Kalimantan merupakan pulau terbesar di Indonesia berbatasan langsung dengan Malaysia dan Brunei Darussalam di dua propinsi yakni Kalimantan Timur dan Kalimantan Barat disamping Kalimantan Tengah dan Kalimantan Selatan. Pada musim kemarau di Kalimantan terjadi kebakaran lahan besar-besaran. Mengapa? Penduduk asli semua propinsi tersebut adalah suku Dayak. Umumnya mata pencaharian mereka adalah berladang dengan sistem berpindah-pindah dilakukan nenek moyang dulu pada lahan berbukit-bukit. Polanya adalah membuat ladang di suatu tempat lahan kering dari mulai menebas, menebang kemudian dikeringkan dan dibakar, dibersihkan dan ditamani padi dan bersamaan dengan itu ditanami karet dan tanaman lainnya untuk menjadi kebun buah/karet dan hutan kembali. Begitu seterusnya rotasi selama 6-7 tahun berikutnya lahan yang awal dibuka bisa dibuatkan ladang kembali atau ada juga lahan tersebut seterusnya dijadikan kebun buah-buahan misal durian, cempedak, papakan dll termasuk kayu untuk bahan rumah yang di masing-masing muka berbeda penanamannya.

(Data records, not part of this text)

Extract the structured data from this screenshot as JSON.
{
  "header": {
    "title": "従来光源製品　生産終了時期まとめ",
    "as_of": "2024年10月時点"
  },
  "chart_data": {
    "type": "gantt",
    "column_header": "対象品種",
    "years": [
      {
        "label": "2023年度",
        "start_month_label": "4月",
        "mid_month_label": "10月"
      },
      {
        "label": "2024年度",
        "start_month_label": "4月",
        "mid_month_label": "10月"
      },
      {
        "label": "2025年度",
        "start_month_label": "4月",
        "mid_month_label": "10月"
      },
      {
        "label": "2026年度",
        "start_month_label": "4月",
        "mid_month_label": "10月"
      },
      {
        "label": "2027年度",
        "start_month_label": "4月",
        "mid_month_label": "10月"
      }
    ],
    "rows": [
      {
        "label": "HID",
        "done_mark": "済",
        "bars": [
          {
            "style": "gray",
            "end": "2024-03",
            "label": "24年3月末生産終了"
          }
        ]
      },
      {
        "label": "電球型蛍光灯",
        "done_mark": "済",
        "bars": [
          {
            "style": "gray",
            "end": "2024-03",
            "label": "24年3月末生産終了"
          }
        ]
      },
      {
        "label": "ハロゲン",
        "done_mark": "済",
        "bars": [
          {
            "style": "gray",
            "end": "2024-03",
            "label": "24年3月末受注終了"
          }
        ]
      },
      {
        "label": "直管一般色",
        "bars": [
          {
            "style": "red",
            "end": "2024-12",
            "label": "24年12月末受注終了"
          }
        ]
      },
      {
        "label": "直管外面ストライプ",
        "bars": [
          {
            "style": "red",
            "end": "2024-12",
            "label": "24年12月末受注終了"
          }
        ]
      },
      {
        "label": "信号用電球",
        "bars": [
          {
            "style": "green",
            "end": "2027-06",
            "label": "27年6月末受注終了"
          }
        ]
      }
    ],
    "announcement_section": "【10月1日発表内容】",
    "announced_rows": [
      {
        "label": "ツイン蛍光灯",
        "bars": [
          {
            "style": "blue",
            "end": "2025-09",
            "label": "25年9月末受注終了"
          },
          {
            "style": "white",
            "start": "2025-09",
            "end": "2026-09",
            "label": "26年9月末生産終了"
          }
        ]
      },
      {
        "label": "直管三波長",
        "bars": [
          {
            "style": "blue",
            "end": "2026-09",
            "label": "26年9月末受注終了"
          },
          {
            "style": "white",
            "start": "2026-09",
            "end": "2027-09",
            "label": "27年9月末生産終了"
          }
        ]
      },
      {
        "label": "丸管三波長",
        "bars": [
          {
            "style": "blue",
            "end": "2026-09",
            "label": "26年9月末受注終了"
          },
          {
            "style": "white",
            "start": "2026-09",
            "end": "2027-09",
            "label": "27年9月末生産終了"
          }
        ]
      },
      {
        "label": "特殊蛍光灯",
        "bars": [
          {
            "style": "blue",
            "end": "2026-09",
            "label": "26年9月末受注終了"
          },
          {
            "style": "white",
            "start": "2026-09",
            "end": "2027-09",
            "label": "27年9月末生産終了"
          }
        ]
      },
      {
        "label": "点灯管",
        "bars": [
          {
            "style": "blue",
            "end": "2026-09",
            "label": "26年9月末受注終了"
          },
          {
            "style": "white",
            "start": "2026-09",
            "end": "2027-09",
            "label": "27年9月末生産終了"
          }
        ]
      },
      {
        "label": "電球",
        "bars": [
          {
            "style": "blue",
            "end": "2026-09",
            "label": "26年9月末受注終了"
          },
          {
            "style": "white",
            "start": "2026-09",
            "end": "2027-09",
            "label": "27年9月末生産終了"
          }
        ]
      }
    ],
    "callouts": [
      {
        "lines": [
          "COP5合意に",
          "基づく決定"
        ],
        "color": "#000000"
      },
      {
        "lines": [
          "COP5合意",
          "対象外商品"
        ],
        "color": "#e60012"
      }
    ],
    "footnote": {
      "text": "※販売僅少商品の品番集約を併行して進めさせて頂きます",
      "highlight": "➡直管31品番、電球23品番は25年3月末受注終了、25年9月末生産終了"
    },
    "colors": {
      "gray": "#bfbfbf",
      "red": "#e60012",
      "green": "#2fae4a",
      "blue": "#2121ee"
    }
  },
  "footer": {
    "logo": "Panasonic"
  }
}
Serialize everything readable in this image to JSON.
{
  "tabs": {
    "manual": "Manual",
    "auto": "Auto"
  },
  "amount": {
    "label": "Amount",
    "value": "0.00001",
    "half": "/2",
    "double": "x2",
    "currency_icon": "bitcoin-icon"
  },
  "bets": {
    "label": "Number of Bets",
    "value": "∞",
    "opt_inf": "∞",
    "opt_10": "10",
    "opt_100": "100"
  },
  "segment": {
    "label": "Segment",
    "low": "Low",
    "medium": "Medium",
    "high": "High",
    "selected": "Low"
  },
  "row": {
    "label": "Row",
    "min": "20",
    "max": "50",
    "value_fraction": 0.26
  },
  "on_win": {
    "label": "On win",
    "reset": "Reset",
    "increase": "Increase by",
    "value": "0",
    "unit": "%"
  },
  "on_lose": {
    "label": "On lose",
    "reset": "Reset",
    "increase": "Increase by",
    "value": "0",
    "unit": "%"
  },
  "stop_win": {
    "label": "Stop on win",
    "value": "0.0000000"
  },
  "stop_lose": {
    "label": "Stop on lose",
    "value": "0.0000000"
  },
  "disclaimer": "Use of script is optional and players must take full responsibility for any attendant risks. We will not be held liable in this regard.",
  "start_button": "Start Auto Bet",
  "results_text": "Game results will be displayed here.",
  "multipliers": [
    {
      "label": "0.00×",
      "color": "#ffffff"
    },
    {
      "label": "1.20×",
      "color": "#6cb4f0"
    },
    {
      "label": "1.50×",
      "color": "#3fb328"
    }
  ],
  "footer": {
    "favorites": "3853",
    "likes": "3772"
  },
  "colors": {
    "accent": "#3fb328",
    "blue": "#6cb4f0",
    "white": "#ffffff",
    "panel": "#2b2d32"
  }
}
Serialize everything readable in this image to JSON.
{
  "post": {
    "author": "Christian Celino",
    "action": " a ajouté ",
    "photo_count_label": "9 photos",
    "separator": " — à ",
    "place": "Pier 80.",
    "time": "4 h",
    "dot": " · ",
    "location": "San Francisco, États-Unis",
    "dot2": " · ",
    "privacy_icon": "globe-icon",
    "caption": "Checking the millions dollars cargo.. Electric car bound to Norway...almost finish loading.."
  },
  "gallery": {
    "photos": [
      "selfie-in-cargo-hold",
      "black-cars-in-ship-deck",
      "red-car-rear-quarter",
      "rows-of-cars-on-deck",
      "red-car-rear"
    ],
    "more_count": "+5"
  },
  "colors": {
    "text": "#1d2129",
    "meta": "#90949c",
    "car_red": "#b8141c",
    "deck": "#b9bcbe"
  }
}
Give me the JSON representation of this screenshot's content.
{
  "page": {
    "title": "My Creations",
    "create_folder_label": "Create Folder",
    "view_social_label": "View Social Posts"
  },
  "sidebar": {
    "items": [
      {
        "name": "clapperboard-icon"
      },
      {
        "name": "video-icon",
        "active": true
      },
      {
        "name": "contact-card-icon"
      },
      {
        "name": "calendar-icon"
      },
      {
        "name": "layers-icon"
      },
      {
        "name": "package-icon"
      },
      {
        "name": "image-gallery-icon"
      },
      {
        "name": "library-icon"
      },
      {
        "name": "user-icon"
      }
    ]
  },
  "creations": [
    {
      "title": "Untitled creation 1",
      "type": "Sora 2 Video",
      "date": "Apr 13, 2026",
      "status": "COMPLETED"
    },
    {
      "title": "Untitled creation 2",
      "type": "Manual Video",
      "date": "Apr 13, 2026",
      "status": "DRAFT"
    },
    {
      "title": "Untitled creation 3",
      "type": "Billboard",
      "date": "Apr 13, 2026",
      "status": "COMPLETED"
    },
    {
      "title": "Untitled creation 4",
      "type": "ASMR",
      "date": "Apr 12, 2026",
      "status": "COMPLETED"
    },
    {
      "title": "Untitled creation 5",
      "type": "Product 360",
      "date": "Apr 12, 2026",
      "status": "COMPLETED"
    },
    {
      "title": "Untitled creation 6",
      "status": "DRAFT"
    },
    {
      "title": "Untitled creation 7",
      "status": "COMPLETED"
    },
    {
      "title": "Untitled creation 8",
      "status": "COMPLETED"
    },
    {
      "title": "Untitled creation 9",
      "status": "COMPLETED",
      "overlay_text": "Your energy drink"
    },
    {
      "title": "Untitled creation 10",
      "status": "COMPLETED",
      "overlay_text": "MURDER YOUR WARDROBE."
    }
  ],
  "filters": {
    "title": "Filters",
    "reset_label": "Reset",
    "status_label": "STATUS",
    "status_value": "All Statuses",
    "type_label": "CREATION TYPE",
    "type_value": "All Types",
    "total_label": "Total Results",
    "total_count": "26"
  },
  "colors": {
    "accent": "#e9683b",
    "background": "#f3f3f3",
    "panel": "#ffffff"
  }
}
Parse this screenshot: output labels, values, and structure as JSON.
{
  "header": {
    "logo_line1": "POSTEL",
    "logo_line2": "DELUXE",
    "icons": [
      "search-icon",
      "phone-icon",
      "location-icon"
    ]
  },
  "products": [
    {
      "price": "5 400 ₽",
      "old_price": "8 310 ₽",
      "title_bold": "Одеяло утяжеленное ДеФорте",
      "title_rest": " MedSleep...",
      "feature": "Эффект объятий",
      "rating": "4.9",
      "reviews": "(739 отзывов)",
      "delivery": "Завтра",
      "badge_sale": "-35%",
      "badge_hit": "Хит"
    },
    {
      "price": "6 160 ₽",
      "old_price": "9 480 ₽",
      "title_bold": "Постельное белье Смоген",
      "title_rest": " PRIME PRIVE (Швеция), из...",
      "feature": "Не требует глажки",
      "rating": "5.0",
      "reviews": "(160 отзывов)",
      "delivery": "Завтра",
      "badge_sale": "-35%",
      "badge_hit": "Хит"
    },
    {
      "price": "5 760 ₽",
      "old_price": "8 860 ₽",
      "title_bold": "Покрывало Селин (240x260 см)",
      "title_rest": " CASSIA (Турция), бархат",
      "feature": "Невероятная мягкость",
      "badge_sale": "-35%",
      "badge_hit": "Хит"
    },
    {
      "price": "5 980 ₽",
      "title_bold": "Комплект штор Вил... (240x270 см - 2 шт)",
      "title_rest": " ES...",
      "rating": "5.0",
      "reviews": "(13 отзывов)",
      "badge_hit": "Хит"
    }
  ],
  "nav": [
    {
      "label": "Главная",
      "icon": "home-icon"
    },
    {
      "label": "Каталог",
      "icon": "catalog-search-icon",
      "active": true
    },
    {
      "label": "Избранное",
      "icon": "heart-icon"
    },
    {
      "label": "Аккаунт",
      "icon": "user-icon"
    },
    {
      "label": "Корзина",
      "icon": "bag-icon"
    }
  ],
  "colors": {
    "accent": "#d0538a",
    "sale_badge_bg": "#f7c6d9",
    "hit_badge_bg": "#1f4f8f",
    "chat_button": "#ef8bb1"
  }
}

Pada awalnya siklus tersebut berjalan dengan baik dan tidak ada masalah. Dengan adanya perubahan perkembangan zaman Orde Baru sampai sekarang masuklah pengusaha-pengusaha hutan dengan seizin pemerintah pusat mengeksploitasi hutan-hutan Kalimantan dengan jaminan bahawa mereka akan mereboisasikan kembali dengan istilah Hutan Tanaman Industri (HTI) dengan mengantongi izin Hak Pengusaha Hutan (HPH) para pengusaha tersebut membabati hutan Kalimantan kemudian membakarnya dan menanam kembali dengan bibit hutan baru seperti singon, mahoni, jati akasia dll, yang pada dasarnya tidak cocok dengan tanah Kalimantan dan tidak berhasil.

Disamping pembakaran lahan dengan dalih HTI, sekarang muncul suatu yang baru yakni izin perluasan areal perkebunan sawit terutama di Kalimantan Barat dan Kalimantan Timur. Perluasan perkebunan sawit ini juga membuktikan lahannya harus dibakar besar-besaran. Sejalan dengan itu penduduk yang ada juga tetap berladang dengan tetap juga membersihkan lahan ladangnya dengan dibakar. Pembakaran hutan tersebut dilakukan pada saat musim kemarau dan secara bersamaan dengan itu terjadi kebakaran-kebakaran di lahan HTI dan perluasan perkebunan sawit tadi. Akibatnya terproduksilah asap besar-besaran sampai ke Malaysia dan Singapura. Pemerintah mengatakan bahwa peladang berpindahlah biang dari asap tersebut karena peladang berpindah tidak punya izin untuk membuka lahan.

Pada awal tulisan ini dikatakan bahwa suku Dayak yang sejak nenek moyang memang berladang dengan cara membakar lahan tetapi melakukannya dengan hati-hati.. Pembakaran lahan (jewe) harus dipilih harinya yang baik. Lahan yang akan dibakar harus diisolasikan dulu dengan cara dibersihkan sekelilingnya sedemikian rupa sehingga tidak memungkinkan api keluar dari areal yang dibakar. Disamping itu juga ada manusia-manuasia yang merupakan kearifan lokal dan diyakini bisa membatasi api untuk tidak keluar dari lahan usakan. Pada saat membakar dilakukan juga secara bergotong-royong dengan tentunya yang berdekatan, dan selanjutnya menjaga proses pembakaran sampai habis dan itu berlangsung antara 1-2 jam tergantung dari luas lahan yang dibakar. Selesai pembakaran sampai esok harinya tidak ada lagi asap dari ladang yang telah dibakar tersebut. Pertanyaannya adalah dari manakah asap yang setiap tahun menjadi momok yang kabutnya menyelimut Kalimantan sampai ke Malaysia dan Brunei itu? Itu adalah produksi dari pengusaha HPH dan Perusahaan Perkebunan Kelapa Sawit. Mereka berdalih membersihkan lahan dengan mengambil kayu-kayu yang ada, kemudian membakarnya secara besar-besaran dan kemudian menanaminya dengan kulit atau kayu yang baru dan semuanya bukan tanaman Kalimantan.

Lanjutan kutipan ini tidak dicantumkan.